En effet, de 40 étudiants pour un enseignant en 2003- 2004, ce taux a atteint 52 étudiants pour un enseignant en 2006- 2007 !
Ainsi donc, le manque de perspectives d’emplois pour les diplômés d’Enseignement supérieur, la surpopulation universitaire, et la baisse du taux d’encadrement pédagogique sont aujourd’hui la caractéristique essentielle de l’Université de Dakar.
Quelles sont les causes fondamentales de cette descente aux enfers ?
Selon le rapport d’évaluation de « l’initiative Fast Track » présenté en Février 2006 par le Consultant international en Education, François Robert, au plan des ressources fiscales, l’Etat a collecté 19,9 % du PIB, contre des prévisions allant de 14 % à 18 %.
Donc, l’insuffisance des moyens financiers à la disposition de l’Etat ne peut pas justifier le non respect des engagements financiers de l’Etat vis-à-vis des syndicats du Corps enseignant, des Etudiants ou du Personnel technique et administratif des Universités.

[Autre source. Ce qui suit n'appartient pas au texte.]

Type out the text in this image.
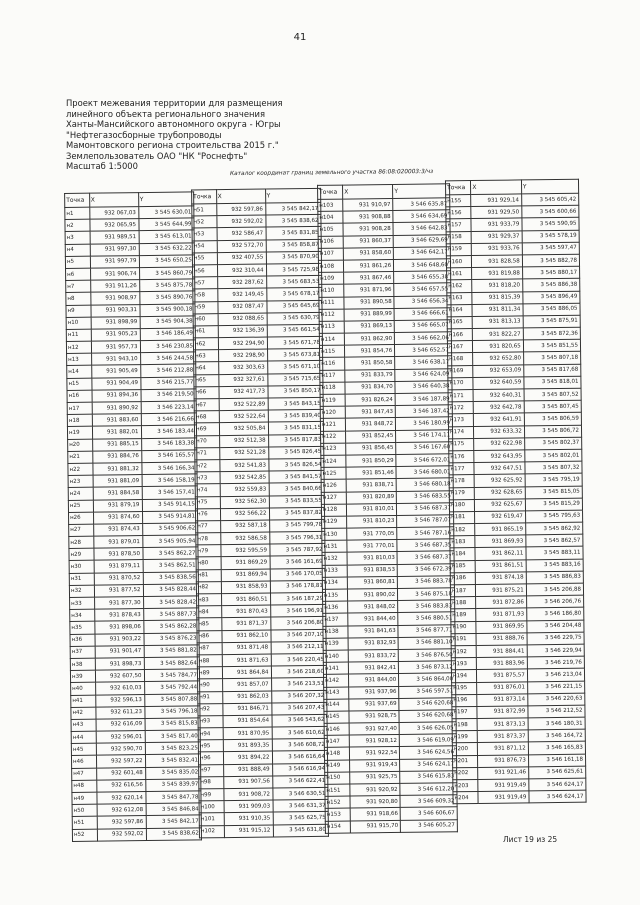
41
Проект межевания территории для размещения
линейного объекта регионального значения
Ханты-Мансийского автономного округа - Югры
"Нефтегазосборные трубопроводы
Мамонтовского региона строительства 2015 г."
Землепользователь ОАО "НК "Роснефть"
Масштаб 1:5000
Каталог координат границ земельного участка 86:08:020003:3/чз
Точка	X	Y
н1	932 067,03	3 545 630,01
н2	932 065,95	3 545 644,99
н3	931 989,51	3 545 613,01
н4	931 997,30	3 545 632,22
н5	931 997,79	3 545 650,25
н6	931 906,74	3 545 860,79
н7	931 911,26	3 545 875,78
н8	931 908,97	3 545 890,76
н9	931 903,31	3 545 900,18
н10	931 898,99	3 545 904,38
н11	931 905,23	3 546 186,49
н12	931 957,73	3 546 230,85
н13	931 943,10	3 546 244,58
н14	931 905,49	3 546 212,88
н15	931 904,49	3 546 215,77
н16	931 894,36	3 546 219,50
н17	931 890,92	3 546 223,14
н18	931 883,60	3 546 216,66
н19	931 882,01	3 546 183,44
н20	931 885,15	3 546 183,38
н21	931 884,76	3 546 165,57
н22	931 881,32	3 546 166,34
н23	931 881,09	3 546 158,19
н24	931 884,58	3 546 157,41
н25	931 879,19	3 545 914,15
н26	931 874,60	3 545 914,81
н27	931 874,43	3 545 906,62
н28	931 879,01	3 545 905,94
н29	931 878,50	3 545 862,27
н30	931 879,11	3 545 862,51
н31	931 870,52	3 545 838,56
н32	931 877,52	3 545 828,44
н33	931 877,30	3 545 828,42
н34	931 878,43	3 545 887,73
н35	931 898,06	3 545 862,28
н36	931 903,22	3 545 876,23
н37	931 901,47	3 545 881,82
н38	931 898,73	3 545 882,64
н39	932 607,50	3 545 784,77
н40	932 610,03	3 545 792,44
н41	932 596,13	3 545 807,88
н42	932 611,23	3 545 796,18
н43	932 616,09	3 545 815,83
н44	932 596,01	3 545 817,40
н45	932 590,70	3 545 823,25
н46	932 597,22	3 545 832,41
н47	932 601,48	3 545 835,02
н48	932 616,56	3 545 839,97
н49	932 620,14	3 545 847,78
н50	932 612,08	3 545 846,84
н51	932 597,86	3 545 842,17
н52	932 592,02	3 545 838,62
Точка	X	Y
н51	932 597,86	3 545 842,17
н52	932 592,02	3 545 838,62
н53	932 586,47	3 545 831,85
н54	932 572,70	3 545 858,87
н55	932 407,55	3 545 870,90
н56	932 310,44	3 545 725,98
н57	932 287,62	3 545 683,53
н58	932 149,45	3 545 678,17
н59	932 087,47	3 545 645,69
н60	932 088,65	3 545 630,79
н61	932 136,39	3 545 661,54
н62	932 294,90	3 545 671,78
н63	932 298,90	3 545 673,81
н64	932 303,63	3 545 671,10
н65	932 327,61	3 545 715,65
н66	932 417,73	3 545 850,17
н67	932 522,89	3 545 843,15
н68	932 522,64	3 545 839,40
н69	932 505,84	3 545 831,15
н70	932 512,38	3 545 817,83
н71	932 521,28	3 545 826,45
н72	932 541,83	3 545 826,54
н73	932 542,85	3 545 841,57
н74	932 559,83	3 545 840,66
н75	932 562,30	3 545 833,55
н76	932 566,22	3 545 837,82
н77	932 587,18	3 545 799,78
н78	932 586,58	3 545 796,31
н79	932 595,59	3 545 787,92
н80	931 869,29	3 546 161,69
н81	931 869,94	3 546 170,05
н82	931 858,93	3 546 178,81
н83	931 860,51	3 546 187,29
н84	931 870,43	3 546 196,91
н85	931 871,37	3 546 206,80
н86	931 862,10	3 546 207,10
н87	931 871,48	3 546 212,11
н88	931 871,63	3 546 220,45
н89	931 864,84	3 546 218,60
н90	931 857,07	3 546 213,51
н91	931 862,03	3 546 207,32
н92	931 846,71	3 546 207,43
н93	931 854,64	3 546 543,62
н94	931 870,95	3 546 610,62
н95	931 893,35	3 546 608,72
н96	931 894,22	3 546 616,64
н97	931 888,49	3 546 616,94
н98	931 907,56	3 546 622,41
н99	931 908,72	3 546 630,51
н100	931 909,03	3 546 631,37
н101	931 910,35	3 545 625,75
н102	931 915,12	3 545 631,80
Точка	X	Y
н103	931 910,97	3 546 635,87
н104	931 908,88	3 546 634,69
н105	931 908,28	3 546 642,83
н106	931 860,37	3 546 629,69
н107	931 858,60	3 546 642,17
н108	931 861,26	3 546 648,60
н109	931 867,46	3 546 655,38
н110	931 871,96	3 546 657,55
н111	931 890,58	3 546 656,34
н112	931 889,99	3 546 666,61
н113	931 869,13	3 546 665,07
н114	931 862,90	3 546 662,06
н115	931 854,76	3 546 652,57
н116	931 850,58	3 546 638,17
н117	931 833,79	3 546 624,09
н118	931 834,70	3 546 640,38
н119	931 826,24	3 546 187,89
н120	931 847,43	3 546 187,42
н121	931 848,72	3 546 180,99
н122	931 852,45	3 546 174,11
н123	931 856,45	3 546 167,60
н124	931 850,29	3 546 672,01
н125	931 851,46	3 546 680,01
н126	931 838,71	3 546 680,18
н127	931 820,89	3 546 683,55
н128	931 810,01	3 546 687,37
н129	931 810,23	3 546 787,07
н130	931 770,05	3 546 787,16
н131	931 770,01	3 546 687,35
н132	931 810,03	3 546 687,37
н133	931 838,53	3 546 672,39
н134	931 860,81	3 546 883,78
н135	931 890,02	3 546 875,18
н136	931 848,02	3 546 883,83
н137	931 844,40	3 546 880,51
н138	931 841,63	3 546 877,71
н139	931 832,93	3 546 881,10
н140	931 833,72	3 546 876,50
н141	931 842,41	3 546 873,12
н142	931 844,00	3 546 864,00
н143	931 937,96	3 546 597,51
н144	931 937,69	3 546 620,68
н145	931 928,75	3 546 620,68
н146	931 927,40	3 546 626,05
н147	931 928,12	3 546 619,09
н148	931 922,54	3 546 624,56
н149	931 919,43	3 546 624,17
н150	931 925,75	3 546 615,83
н151	931 920,92	3 546 612,20
н152	931 920,80	3 546 609,32
н153	931 918,66	3 546 606,67
н154	931 915,70	3 546 605,27
Точка	X	Y
н155	931 929,14	3 545 605,42
н156	931 929,50	3 545 600,66
н157	931 933,79	3 545 590,95
н158	931 929,37	3 545 578,19
н159	931 933,76	3 545 597,47
н160	931 828,58	3 545 882,78
н161	931 819,88	3 545 880,17
н162	931 818,20	3 545 886,38
н163	931 815,39	3 545 896,49
н164	931 811,34	3 545 886,05
н165	931 813,13	3 545 875,91
н166	931 822,27	3 545 872,36
н167	931 820,65	3 545 851,55
н168	932 652,80	3 545 807,18
н169	932 653,09	3 545 817,68
н170	932 640,59	3 545 818,01
н171	932 640,31	3 545 807,52
н172	932 642,78	3 545 807,45
н173	932 641,91	3 545 806,59
н174	932 633,32	3 545 806,72
н175	932 622,98	3 545 802,37
н176	932 643,95	3 545 802,01
н177	932 647,51	3 545 807,32
н178	932 625,92	3 545 795,19
н179	932 628,65	3 545 815,05
н180	932 625,67	3 545 815,29
н181	932 619,47	3 545 795,63
н182	931 865,19	3 545 862,92
н183	931 869,93	3 545 862,57
н184	931 862,11	3 545 883,11
н185	931 861,51	3 545 883,16
н186	931 874,18	3 545 886,83
н187	931 875,21	3 545 206,88
н188	931 872,86	3 546 206,76
н189	931 871,93	3 546 186,80
н190	931 869,95	3 546 204,48
н191	931 888,76	3 546 229,75
н192	931 884,41	3 546 229,94
н193	931 883,96	3 546 219,76
н194	931 875,57	3 546 213,04
н195	931 876,01	3 546 221,15
н196	931 873,14	3 546 220,63
н197	931 872,99	3 546 212,52
н198	931 873,13	3 546 180,31
н199	931 873,37	3 546 164,72
н200	931 871,12	3 546 165,83
н201	931 876,73	3 546 161,18
н202	931 921,46	3 546 625,61
н203	931 919,49	3 546 624,17
н204	931 919,49	3 546 624,17
Лист 19 из 25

De même, au plan de la répartition sectorielle de ces ressources fiscales, l’Education nationale qui a reçu 22,05 %, contre des prévisions de 20 % retenues en accord avec les bailleurs de fonds, ne peut pas alléguer de manque de moyens financiers pour faire face aux revendications à incidence financière qui la paralyse.
Donc, le manque de moyens financiers dans le budget de l’Etat ou de l’Education nationale, n’est pas un argument que l’on pourrait brandir pour expliquer la situation actuelle de l’Ecole et des Universités publiques.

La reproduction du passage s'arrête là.